Dans une seconde étude, dont la récolte de données a été réalisée dans le cadre du mémoire du sous-lieutenant Dennis Hermans, les auteurs ont comparé trois groupes de militaires : des candidats-officiers en 1ère année, des candidats-officiers en 5ème année et ayant atteint le grade de sous-lieutenant, et des volontaires de carrière ayant une expérience de 5 ans au sein de l’armée. Les résultats ont montré à nouveau une absence d’effet de l’ordre chez les candidats officiers de 1ère année, ainsi qu’une absence d’effet de l’ordre chez les volontaires de carrière. Par contre, les sous-lieutenants montraient un effet de l’ordre, avec un sentiment d’agentivité plus fort dans une situation de libre-choix que dans une situation sous commandement. De plus, les sous-lieutenants n’avaient pas d’atténuation neurale par rapport aux conséquences de leurs actions, alors que les volontaires de carrière avaient une atténuation neurale dans les deux conditions expérimentales. Travailler dans un environnement militaire semblent donc avoir une influence négative sur le sentiment d’agentivité et sur le traitement neural des conséquences de ses propres actions, mais pas si la formation est spécifiquement axée sur la responsabilisation, comme c’est le cas à l’Ecole Royale Militaire.

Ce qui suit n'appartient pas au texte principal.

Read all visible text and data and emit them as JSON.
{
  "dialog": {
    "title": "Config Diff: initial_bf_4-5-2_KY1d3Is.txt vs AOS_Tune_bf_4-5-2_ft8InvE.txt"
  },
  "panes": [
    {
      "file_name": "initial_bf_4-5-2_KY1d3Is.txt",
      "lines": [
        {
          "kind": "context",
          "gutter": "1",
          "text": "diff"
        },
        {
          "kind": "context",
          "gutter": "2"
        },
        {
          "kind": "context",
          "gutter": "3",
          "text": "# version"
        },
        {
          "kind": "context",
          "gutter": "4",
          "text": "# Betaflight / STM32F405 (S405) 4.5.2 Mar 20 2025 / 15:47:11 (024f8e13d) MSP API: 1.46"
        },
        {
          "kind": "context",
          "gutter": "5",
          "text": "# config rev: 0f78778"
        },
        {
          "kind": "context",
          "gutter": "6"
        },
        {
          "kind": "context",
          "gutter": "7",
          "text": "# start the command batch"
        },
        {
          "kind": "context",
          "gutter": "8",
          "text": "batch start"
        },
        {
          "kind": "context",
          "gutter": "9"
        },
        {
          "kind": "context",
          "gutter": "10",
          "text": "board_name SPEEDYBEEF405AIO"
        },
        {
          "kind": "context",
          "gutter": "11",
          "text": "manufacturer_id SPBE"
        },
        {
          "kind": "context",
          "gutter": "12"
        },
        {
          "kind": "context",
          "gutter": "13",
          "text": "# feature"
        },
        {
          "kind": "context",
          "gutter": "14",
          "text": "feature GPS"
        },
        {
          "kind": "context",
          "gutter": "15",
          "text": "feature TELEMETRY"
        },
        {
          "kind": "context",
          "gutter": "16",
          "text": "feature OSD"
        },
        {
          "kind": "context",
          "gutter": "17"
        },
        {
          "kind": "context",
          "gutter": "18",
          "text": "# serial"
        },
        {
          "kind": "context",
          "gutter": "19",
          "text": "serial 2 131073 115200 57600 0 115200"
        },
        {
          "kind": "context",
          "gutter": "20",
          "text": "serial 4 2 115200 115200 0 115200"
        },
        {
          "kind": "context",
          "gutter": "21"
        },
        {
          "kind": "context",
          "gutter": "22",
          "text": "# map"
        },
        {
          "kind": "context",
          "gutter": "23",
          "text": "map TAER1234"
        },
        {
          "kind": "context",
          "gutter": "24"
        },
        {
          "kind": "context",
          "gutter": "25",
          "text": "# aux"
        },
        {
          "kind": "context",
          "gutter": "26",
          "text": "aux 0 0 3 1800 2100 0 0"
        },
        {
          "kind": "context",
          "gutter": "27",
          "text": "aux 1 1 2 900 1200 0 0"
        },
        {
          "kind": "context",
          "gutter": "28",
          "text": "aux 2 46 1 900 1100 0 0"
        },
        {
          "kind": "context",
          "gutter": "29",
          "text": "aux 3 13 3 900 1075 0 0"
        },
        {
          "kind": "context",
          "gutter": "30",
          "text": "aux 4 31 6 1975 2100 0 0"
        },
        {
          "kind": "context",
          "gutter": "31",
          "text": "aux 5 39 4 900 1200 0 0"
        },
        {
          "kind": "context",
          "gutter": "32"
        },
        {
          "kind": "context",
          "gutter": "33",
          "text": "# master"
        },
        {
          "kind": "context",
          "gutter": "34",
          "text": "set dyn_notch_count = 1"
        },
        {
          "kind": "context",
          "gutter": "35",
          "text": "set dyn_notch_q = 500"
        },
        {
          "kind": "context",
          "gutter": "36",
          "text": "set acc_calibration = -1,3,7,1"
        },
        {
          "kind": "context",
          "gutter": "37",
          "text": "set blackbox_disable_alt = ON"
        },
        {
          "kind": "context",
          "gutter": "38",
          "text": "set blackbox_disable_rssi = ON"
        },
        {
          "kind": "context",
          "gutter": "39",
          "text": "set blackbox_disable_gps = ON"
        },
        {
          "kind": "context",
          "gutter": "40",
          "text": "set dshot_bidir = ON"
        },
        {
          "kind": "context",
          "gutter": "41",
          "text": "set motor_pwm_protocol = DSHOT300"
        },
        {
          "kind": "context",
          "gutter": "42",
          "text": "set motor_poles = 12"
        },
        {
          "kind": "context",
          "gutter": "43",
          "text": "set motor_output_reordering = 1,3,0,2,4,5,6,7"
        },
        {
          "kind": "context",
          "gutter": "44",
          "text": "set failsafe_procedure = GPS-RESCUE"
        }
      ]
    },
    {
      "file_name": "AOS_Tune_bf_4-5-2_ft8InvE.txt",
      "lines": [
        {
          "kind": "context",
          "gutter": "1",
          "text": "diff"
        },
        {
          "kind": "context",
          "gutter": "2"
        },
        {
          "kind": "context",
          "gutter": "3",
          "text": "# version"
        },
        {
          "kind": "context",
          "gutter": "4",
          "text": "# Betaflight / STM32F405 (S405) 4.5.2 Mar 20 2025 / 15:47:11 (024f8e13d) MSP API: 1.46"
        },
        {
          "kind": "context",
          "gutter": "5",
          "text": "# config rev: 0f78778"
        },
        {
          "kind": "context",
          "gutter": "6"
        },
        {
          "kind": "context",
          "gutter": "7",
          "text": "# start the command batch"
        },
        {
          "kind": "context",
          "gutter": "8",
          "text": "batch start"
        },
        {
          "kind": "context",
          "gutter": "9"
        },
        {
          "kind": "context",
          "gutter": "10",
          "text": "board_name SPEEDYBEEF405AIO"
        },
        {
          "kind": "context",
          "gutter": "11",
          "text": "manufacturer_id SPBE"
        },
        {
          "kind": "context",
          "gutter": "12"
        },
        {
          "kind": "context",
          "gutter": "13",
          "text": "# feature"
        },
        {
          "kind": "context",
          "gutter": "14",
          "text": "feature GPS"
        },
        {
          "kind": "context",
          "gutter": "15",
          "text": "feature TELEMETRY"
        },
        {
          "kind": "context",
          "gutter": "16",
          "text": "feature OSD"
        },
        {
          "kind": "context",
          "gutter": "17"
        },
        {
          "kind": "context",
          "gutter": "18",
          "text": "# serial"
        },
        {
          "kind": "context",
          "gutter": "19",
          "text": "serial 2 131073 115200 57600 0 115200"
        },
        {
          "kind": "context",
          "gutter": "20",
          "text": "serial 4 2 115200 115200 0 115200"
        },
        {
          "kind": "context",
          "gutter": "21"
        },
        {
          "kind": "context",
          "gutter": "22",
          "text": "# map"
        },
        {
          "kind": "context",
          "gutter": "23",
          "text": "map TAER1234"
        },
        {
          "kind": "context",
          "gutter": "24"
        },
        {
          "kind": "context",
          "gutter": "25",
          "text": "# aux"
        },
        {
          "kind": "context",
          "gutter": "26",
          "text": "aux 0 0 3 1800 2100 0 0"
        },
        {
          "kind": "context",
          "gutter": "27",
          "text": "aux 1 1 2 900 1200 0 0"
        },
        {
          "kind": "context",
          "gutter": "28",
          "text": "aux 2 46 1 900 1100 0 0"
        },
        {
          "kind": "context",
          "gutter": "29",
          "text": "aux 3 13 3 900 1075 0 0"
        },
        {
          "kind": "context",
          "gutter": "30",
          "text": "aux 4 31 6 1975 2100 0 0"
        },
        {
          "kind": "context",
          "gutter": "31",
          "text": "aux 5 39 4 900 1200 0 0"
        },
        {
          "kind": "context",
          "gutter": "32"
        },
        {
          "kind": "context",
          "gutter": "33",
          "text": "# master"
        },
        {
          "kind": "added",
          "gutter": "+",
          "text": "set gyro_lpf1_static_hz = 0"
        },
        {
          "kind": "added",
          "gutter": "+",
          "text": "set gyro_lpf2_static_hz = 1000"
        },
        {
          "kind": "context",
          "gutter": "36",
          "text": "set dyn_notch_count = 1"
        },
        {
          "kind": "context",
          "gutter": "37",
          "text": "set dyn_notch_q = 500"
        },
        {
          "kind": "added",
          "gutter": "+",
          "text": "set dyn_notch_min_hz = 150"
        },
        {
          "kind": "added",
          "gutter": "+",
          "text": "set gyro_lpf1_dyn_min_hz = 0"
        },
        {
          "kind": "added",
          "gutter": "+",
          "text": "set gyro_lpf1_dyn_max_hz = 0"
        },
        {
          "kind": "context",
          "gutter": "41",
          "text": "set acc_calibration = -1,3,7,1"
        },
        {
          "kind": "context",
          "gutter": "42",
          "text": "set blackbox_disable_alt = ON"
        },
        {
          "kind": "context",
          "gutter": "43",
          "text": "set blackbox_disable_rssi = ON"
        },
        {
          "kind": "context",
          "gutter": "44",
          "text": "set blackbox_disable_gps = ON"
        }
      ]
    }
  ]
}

« Ces résultats ont d’importantes implications, tant pour la société civile que pour les organisations hiérarchisées, telle que l’armée », mentionne Patrick Haggard, co-dernier auteur de l’étude et professeur à l’University College London. « Si des études longitudinales sont menées, elles pourraient offrir la possibilité d’entraîner, de renforcer, le sentiment de responsabilité individuel ». Le Dr. major Salvatore Lo Bue, co-auteur de l’étude et professeur à l’École Royale Militaire ajoute : « Le soldat contemporain opère dans des environnements volatiles, incertains, complexes et ambigus, dans lesquels il ou elle doit parfois prendre des décisions critiques sans référence à sa hiérarchie. Il ou elle n’est plus un simple exécutant des ordres donnés par d’autres. Comprendre les mécanismes liés au sentiment d’agentivité dans le milieu militaire pourrait aider à adapter l’entrainement des soldats pour qu’ils soient capables d’alterner entre obéissance lorsque celle-ci est requise, et prendre leurs propres décisions lorsque cela s’avère nécessaire ».